BURGLARS HEIST ATMS CRIME RING, OTHERS MAKE BIG HAULS IN VALLEY.
FBI agents call it a ``YAC attack,'' the burglary of an automatic teller machine by a notorious ring of thieves.
Nicknamed because many members are from Yugoslavia, Albania and Croatia, the ring has been outsmarting authorities nationwide by cutting holes in bank roofs and cracking ATMs.
They are part of a growing phenomenon of ATM burglaries across Los Angeles and the country, as these machines pop up on nearly every block and even in supermarkets.
At least 25 such machines have been burglarized within the past year in Los Angeles, including one in the San Fernando Valley that thieves cracked last month. In that break-in, the burglars pulled the ATM out of the ground and drove away with it.
And in all cases in the Valley this past year, there are no concrete suspects.
``They're really well-organized,'' said Detective Troy Bybee, officer in charge of the Los Angeles Police Department's Safe Detail. ``By the time the alarms in the vault go off, they're gone.''
Part of the reason for the increase in such burglaries in recent years, authorities said, is these seasoned thieves have learned that if they're caught, they face significantly less time in prison than if they commit a bank robbery.
And they don't have to worry about confronting guards, tellers or errant customers.

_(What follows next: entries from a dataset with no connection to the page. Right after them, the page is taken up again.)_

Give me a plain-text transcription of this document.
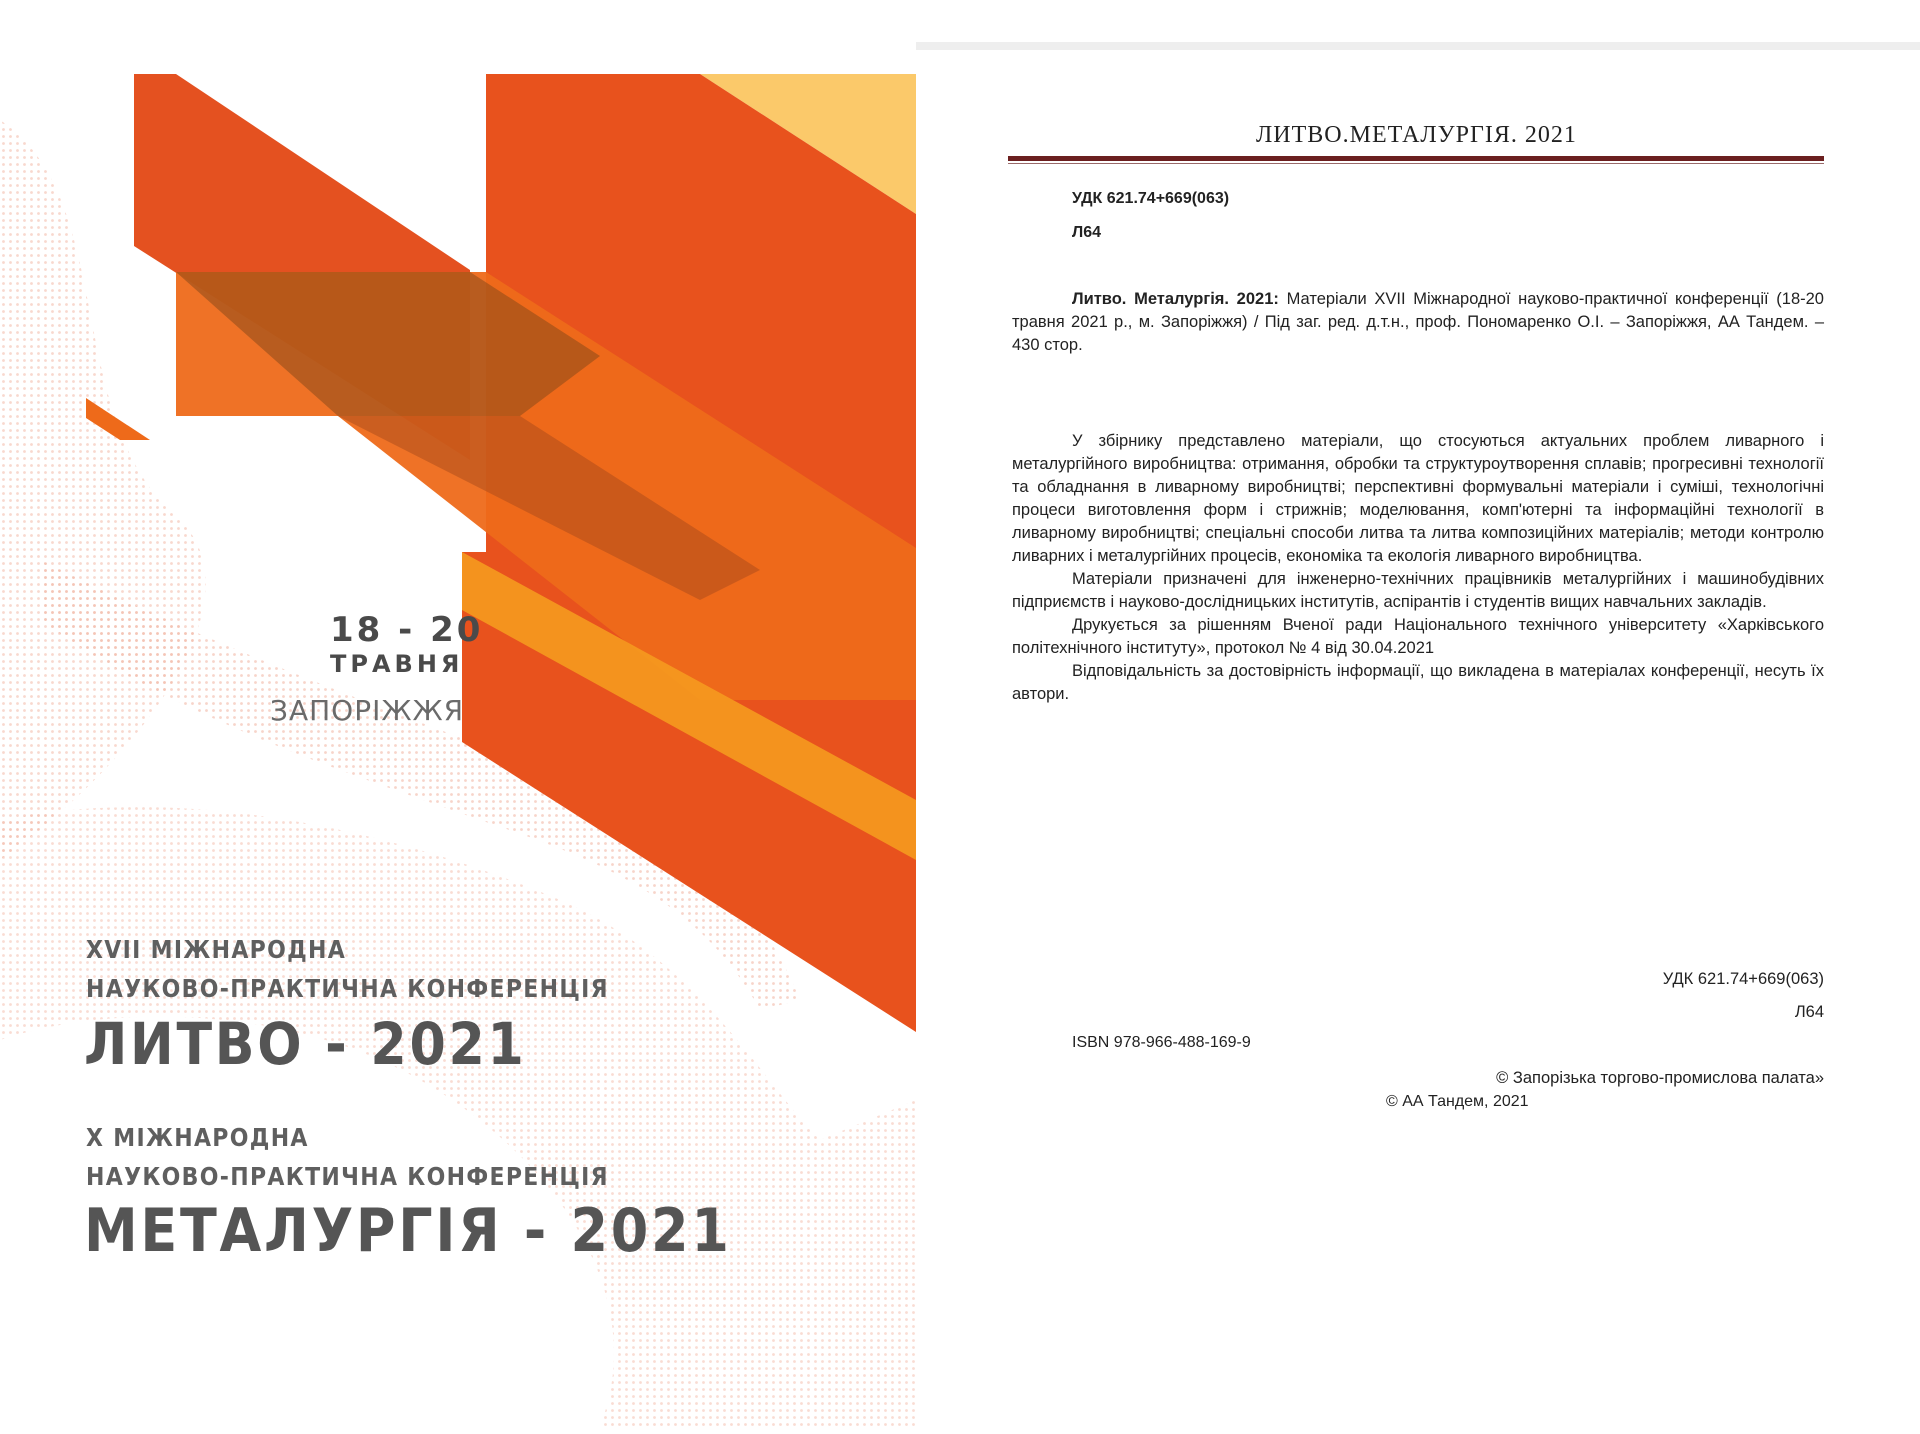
18 - 20
ТРАВНЯ
ЗАПОРІЖЖЯ
XVII МІЖНАРОДНА
НАУКОВО-ПРАКТИЧНА КОНФЕРЕНЦІЯ
ЛИТВО - 2021
X МІЖНАРОДНА
НАУКОВО-ПРАКТИЧНА КОНФЕРЕНЦІЯ
МЕТАЛУРГІЯ - 2021
ЛИТВО.МЕТАЛУРГІЯ. 2021
УДК 621.74+669(063)
Л64

Литво. Металургія. 2021: Матеріали XVII Міжнародної науково-практичної конференції (18-20 травня 2021 р., м. Запоріжжя) / Під заг. ред. д.т.н., проф. Пономаренко О.І. – Запоріжжя, АА Тандем. – 430 стор.

У збірнику представлено матеріали, що стосуються актуальних проблем ливарного і металургійного виробництва: отримання, обробки та структуроутворення сплавів; прогресивні технології та обладнання в ливарному виробництві; перспективні формувальні матеріали і суміші, технологічні процеси виготовлення форм і стрижнів; моделювання, комп'ютерні та інформаційні технології в ливарному виробництві; спеціальні способи литва та литва композиційних матеріалів; методи контролю ливарних і металургійних процесів, економіка та екологія ливарного виробництва.

Матеріали призначені для інженерно-технічних працівників металургійних і машинобудівних підприємств і науково-дослідницьких інститутів, аспірантів і студентів вищих навчальних закладів.

Друкується за рішенням Вченої ради Національного технічного університету «Харківського політехнічного інституту», протокол № 4 від 30.04.2021

Відповідальність за достовірність інформації, що викладена в матеріалах конференції, несуть їх автори.

УДК 621.74+669(063)
Л64
ISBN 978-966-488-169-9
© Запорізька торгово-промислова палата»
© АА Тандем, 2021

A bank robbery could bring 10 to 20 years in federal prison because it is considered a crime against a person, authorities said. An ATM burglary, however, is deemed a property crime and therefore brings just two to five years in prison, depending on the person's record.
``The sentencing is less and the exposure to risk is less. The risk of getting captured or shot is significantly higher in a robbery,'' said Robert Mack, a supervisory special agent for the FBI's Bank Robbery Squad in Los Angeles.
And there's more loot to be found in the well-stocked machines. The bandits often escape with more than $100,000 - 10 times what authorities said they would get in a bank robbery.
But burglars beware: Many banks are catching on, although they are reluctant to reveal specific security measures.
``It's been going on for three years now. The banks are very concerned about the problem,'' said Leland Chan, general counsel for the California Bankers Association, a trade group that represents and lobbies for banks.
``Banks are working more closely with police officers and taking preventative measures. But it's extremely difficult because of the thousands of ATMs on the street. It's difficult to put a guard on every one of them,'' Chan said.
Sometimes the burglaries are inside jobs, as police believe was the case at a Bank of America stand-alone ATM at 16920 Devonshire St. in Northridge.
Employees entered the safe and stole $236,000 - all in $20 bills, Bybee said. ``It was definitely an inside job with somebody having access to alarm codes and keys and combinations,'' he said.
No one has been arrested because the employees with access to the codes deny involvement. But a similar break-in occurred at the Bank of America ATM at the Sherman Oaks Galleria at 14006 Riverside Drive in October 1999, Bybee said. More than $93,000 was taken.
On Sept. 22, one inventive thief or group of them used a car or truck to steal an entire free-standing ATM that was bolted to the ground at the Cambridge Farms Market in West Hills.
``They tore the whole machine out,'' said Detective Greg De Rousseau of the West Valley Division's Burglary Unit.
The store's manager, who declined to give her name, was shocked. ``What will they think of next?'' she said.
Police are still searching for the thieves.
In recent weeks, the LAPD has been looking for the notorious YAC ring, usually consisting of groups of six people, authorities said. Armed with high-powered rifles, police scanners, two-way radios and lookouts, they have attacked ATMs across the country, including 10 times in Los Angeles over the past three years.
``We used to use the term 'a YAC attack,' '' FBI Agent Mack said.
They last hit a Bank of America ATM in Northridge in April 1999, when they cut a hole in the roof, quickly covered it with plywood and hid until police responded to the alarms, Bybee said.
``They lay back in a car across the street,'' the detective said.
Often, the police helicopters cannot detect the hole because it's covered, so police leave - and that's when this group goes to work.
They tunnel their way through the roof, cut through the ceiling of the ATM room and use high-powered tools to break into the money vault - without alarms, Bybee said.
And after snatching the cash, they leave all their tools and shoes behind in case they're caught.
``They only have the money on them,'' Bybee said.
In the Northridge case, the YACs got away with $91,800.
``They're very organized. They leave no finger- or shoe-prints. They're so transient. They're in and out very fast,'' the safe expert said.